Granted, not every sound he made resounded in the hall – some of his “pianos” again seemed arch and contrived, some of the fortes foreshortened, but the overall execution remained on point, the lines sung with fastidiousness, the beauty plucked, as it were, from a larger cloth.

Through each of these miniatures, the intense moments remained connected to a larger time and place, to nature and the universe. Here was the romantic vision for sure, the opening adulation and exultation coming to a climax mid-way, “Ich grolle nicht,”when it turns into the disappointment that brings but in no way maudlin or self-serving. Kaufmann took care to invoke this as if it were the most natural thing to do so. We were to be reminded: this is how it is when you love, and pay attention, when you observe and experience life. He sang with deftness, particularly in his lower register, layers slowly unfurling as the tone resounded. As always with his singing, we continued to experience a bit of awe as well as pleasure as we discover this.

So too with Deutsch’s musical aplomb, Schumann’s artful composition frequently extended beyond the text, ending as if “in medias res,” but then projecting us into a slightly different but relevant landscape.
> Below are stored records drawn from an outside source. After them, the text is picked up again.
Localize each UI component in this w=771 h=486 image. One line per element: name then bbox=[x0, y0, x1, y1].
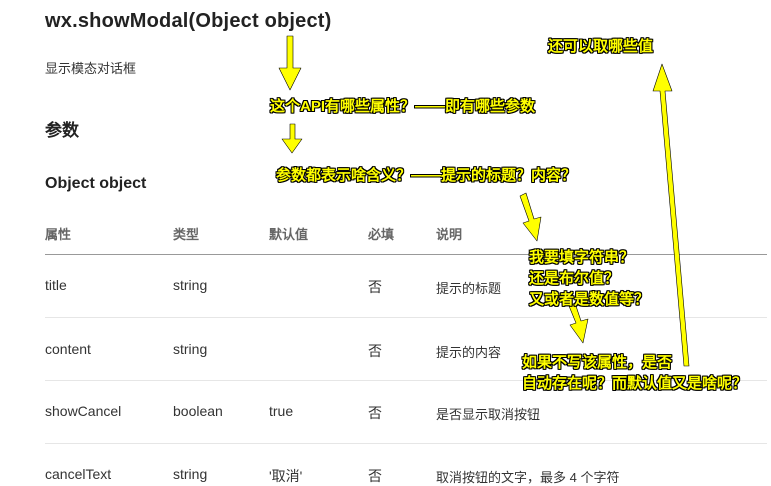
arrow-down-icon bbox=[278, 35, 302, 91]
annotation-type-line-1: 我要填字符串？ bbox=[529, 249, 635, 266]
annotation-type-line-2: 还是布尔值？ bbox=[529, 270, 620, 287]
annotation-default-line-1: 如果不写该属性，是否 bbox=[522, 354, 673, 371]
annotation-meaning: 参数都表示啥含义？——提示的标题？内容？ bbox=[276, 167, 577, 184]
annotation-default-line-2: 自动存在呢？而默认值又是啥呢？ bbox=[522, 375, 748, 392]
arrow-down-icon bbox=[281, 123, 303, 154]
annotation-type-line-3: 又或者是数值等？ bbox=[529, 291, 650, 308]
arrow-up-icon bbox=[652, 63, 690, 367]
arrow-down-icon bbox=[519, 192, 542, 242]
annotation-params: 这个API有哪些属性？——即有哪些参数 bbox=[270, 98, 536, 115]
annotation-arrows bbox=[278, 35, 690, 367]
annotation-values: 还可以取哪些值 bbox=[548, 38, 654, 55]
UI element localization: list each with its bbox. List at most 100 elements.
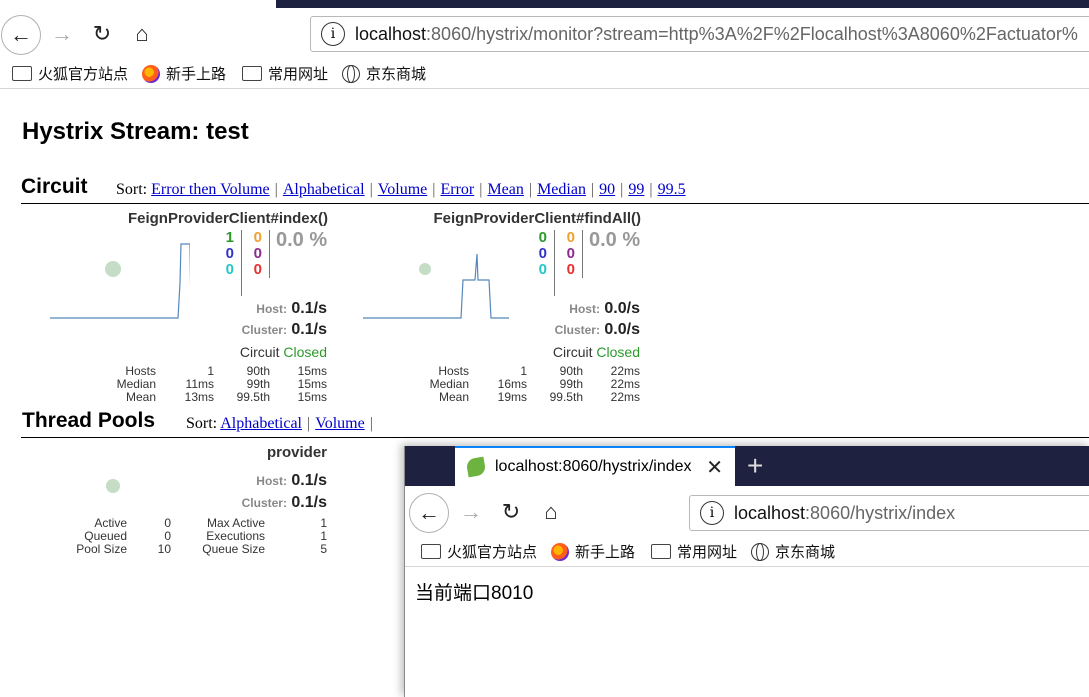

Both piano and voice, however, remained eloquently tied to each other as two hands even as they pursued different musical strands.

With the ardent “Ich grolle nicht,” Kaufmann sang with conviction but without heaviness or force. His voice rang warm and deep, even though the lowest note of the “lied” came without an absolutely solid sound.

“Ein Jungling liebt ein Madchen” took us outside the joy of love into hopeless disappointment. The old story – jilted love, disappointed love, this young one loves that one and that one another. The “old story.” Here he sang with charm and poignancy, his eyes twinkling in acknowledgment but without heavy-handedness. The lightness was in fact the point: not a young man’s perspective.

The same for the next songs, which although when he brought us back to the garden flowers and linked us to the dreamier world previously described, there was caution and a different kind of observation.

Still intensely observant and detailed, Kaufmann brought forth the view of something beyond light-hearted love. Here we venture into love tinged with shadow, and shadow that leads to darkness and beyond. Did Kaufmann the performer do this for effect or did he convey something he knew besides? The concluding moments of the lied raised that question.

Liszt

Liszt followed Schumann. The three sonnets from Petrarch were a nice complement to the elaborated Schumann cycle, although a little jerky, perhaps by contrast to the sinuous intertwining that preceded? Or the switch to Italian here, there were rough spots, sometimes a little too much casual intonation, less purity of commitment, a bit of fatigue?

Nevertheless, Kaufmann came more to life with “Freudvoll und Leidvoll” where his voice grew in weight and volume. It was as if he unbuttoned his shirt, threw away his cravat and gave forth more energy and focus. It was then, we settled back in our seats, and one by one he served us up more flowers, including a bouquet of  encores: “Die drei Zigeuner,” “Ihr Glcken von Marling,” “O lieb, solang Du lieben kannst,” and “ Es muss ein Wunderbares sein.”

Thus romance was thus not the only color of the evening. The foot-stamping and the applause led the way for these. Kaufmann seemed to gain in ease and confidence the more it went on, and his continued singing led to more musicality from him and Deutsch. It is always a rarity that someone as dramatic as Kaufmann can be – a Don Carlos or an Otello – could allow himself to offer such a range. He did and does this with aplomb, and by so doing, he seemed to be inspired to sing even more.

Those of us who cherish Kaufmann’s active presence on the stage couldn’t help but wonder how many more times we would have the privilege of being in an audience with someone who offered not only his gift but his genuine love of doing what he does. We too continue to become more enlarged from his doing so.